@kshansen It takes a while to get all this figured out. My husband was diagnosed 6 years ago. He now takes a Miralax gummy daily and has MiraFast on hand when he needs an actual laxative.

There is a shortage of Neurologists in this country. We switched from a general local neurologist to a Movement Disorder Specialist Neurologist at the nearby teaching hospital. For a few years he has seen the doctor’s NP every 6 months who is excellent. He can reach her by email if he needs a medication adjustment.

If there is any kind of local Parkinsons support group, it’s a great place to share ideas, compare notes, etc.

Best of luck.

Hello @kshansen

Regarding doctor appointments for PD. I can only share from my own experience; however, when I was first diagnosed, I was seen after a month of taking medication (carbidopa/levodopa). After that, I had an appointment every six months. However, if I were having problems (like falling), I would contact the doctor's office through the patient portal (or by phone) to explain the problem, and I would usually be seen within a few days.

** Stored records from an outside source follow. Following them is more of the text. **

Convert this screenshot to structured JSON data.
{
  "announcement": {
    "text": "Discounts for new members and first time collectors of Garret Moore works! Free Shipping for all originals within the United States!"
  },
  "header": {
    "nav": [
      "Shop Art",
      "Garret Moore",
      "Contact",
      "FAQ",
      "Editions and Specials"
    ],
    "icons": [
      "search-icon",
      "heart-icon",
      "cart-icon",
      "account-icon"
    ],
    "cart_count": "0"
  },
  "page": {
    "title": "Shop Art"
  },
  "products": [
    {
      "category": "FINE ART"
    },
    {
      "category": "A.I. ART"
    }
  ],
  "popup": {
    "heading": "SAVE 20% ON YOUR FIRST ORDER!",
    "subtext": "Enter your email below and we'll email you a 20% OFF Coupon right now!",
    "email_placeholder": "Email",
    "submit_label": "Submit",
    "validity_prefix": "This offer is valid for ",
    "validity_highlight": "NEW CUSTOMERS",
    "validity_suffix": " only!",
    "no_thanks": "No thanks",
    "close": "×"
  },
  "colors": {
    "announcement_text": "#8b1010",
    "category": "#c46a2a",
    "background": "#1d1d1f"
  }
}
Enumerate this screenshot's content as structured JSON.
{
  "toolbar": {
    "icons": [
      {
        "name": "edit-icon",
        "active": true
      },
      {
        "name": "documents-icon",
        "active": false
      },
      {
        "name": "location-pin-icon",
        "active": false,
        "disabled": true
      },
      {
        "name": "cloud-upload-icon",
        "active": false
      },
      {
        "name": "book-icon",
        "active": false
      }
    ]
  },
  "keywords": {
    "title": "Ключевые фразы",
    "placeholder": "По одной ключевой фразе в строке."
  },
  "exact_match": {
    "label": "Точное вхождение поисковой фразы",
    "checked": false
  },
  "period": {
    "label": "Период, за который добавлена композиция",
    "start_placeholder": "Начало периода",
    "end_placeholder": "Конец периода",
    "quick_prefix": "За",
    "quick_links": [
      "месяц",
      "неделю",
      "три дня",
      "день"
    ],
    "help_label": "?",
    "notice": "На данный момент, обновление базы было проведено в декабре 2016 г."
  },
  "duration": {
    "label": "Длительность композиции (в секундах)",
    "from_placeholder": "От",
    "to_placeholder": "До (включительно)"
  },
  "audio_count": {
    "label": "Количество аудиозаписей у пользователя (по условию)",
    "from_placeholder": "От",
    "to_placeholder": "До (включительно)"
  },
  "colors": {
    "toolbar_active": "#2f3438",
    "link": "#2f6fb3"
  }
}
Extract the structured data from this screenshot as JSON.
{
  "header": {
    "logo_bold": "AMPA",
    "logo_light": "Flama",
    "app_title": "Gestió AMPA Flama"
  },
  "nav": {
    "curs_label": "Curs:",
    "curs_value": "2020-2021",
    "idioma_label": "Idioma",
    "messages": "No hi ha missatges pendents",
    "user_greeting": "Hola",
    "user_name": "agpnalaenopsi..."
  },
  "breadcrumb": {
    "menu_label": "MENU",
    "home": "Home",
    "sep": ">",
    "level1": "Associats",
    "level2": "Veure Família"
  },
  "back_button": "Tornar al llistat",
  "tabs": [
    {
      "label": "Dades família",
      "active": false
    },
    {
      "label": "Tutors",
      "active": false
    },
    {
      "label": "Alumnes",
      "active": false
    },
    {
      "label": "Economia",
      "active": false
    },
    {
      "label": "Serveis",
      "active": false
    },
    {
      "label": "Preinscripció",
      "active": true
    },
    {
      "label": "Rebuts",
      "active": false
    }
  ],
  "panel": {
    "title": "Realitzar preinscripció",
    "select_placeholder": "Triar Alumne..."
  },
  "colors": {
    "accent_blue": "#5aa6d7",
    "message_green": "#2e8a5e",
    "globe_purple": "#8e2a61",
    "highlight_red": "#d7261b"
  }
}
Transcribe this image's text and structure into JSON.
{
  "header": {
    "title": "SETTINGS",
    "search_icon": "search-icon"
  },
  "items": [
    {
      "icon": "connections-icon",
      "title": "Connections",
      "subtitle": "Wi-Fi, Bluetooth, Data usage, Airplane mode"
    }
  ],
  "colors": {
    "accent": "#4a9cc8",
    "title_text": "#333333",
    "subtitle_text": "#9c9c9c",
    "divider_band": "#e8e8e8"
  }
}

You seem to be having abdominal discomfort. Could you describe that a little? For example, is it like cramping or perhaps more severe pain?

@kshansen
It is so important to get a GI evaluation with colonoscopy to rule out "scary" causes of the symptoms you describe. I had both upper and lower GI evals done and input for long-term management of my slow gut from my gastroenterologist. It is also so important to be your own advocate - read, take advantage of online seminars, etc. and be well informed. Keeping a journal with symptoms, diet, etc. also helps your physician to try and make sense of your symptoms. If you have a component of autonomic nervous system dysfunction - there are other non-GI symptoms that will be present too (loss of sense of smell, urinary urgency, orthostatic hypotension, etc.) Good luck and hang in there while your workup is in process - it takes time.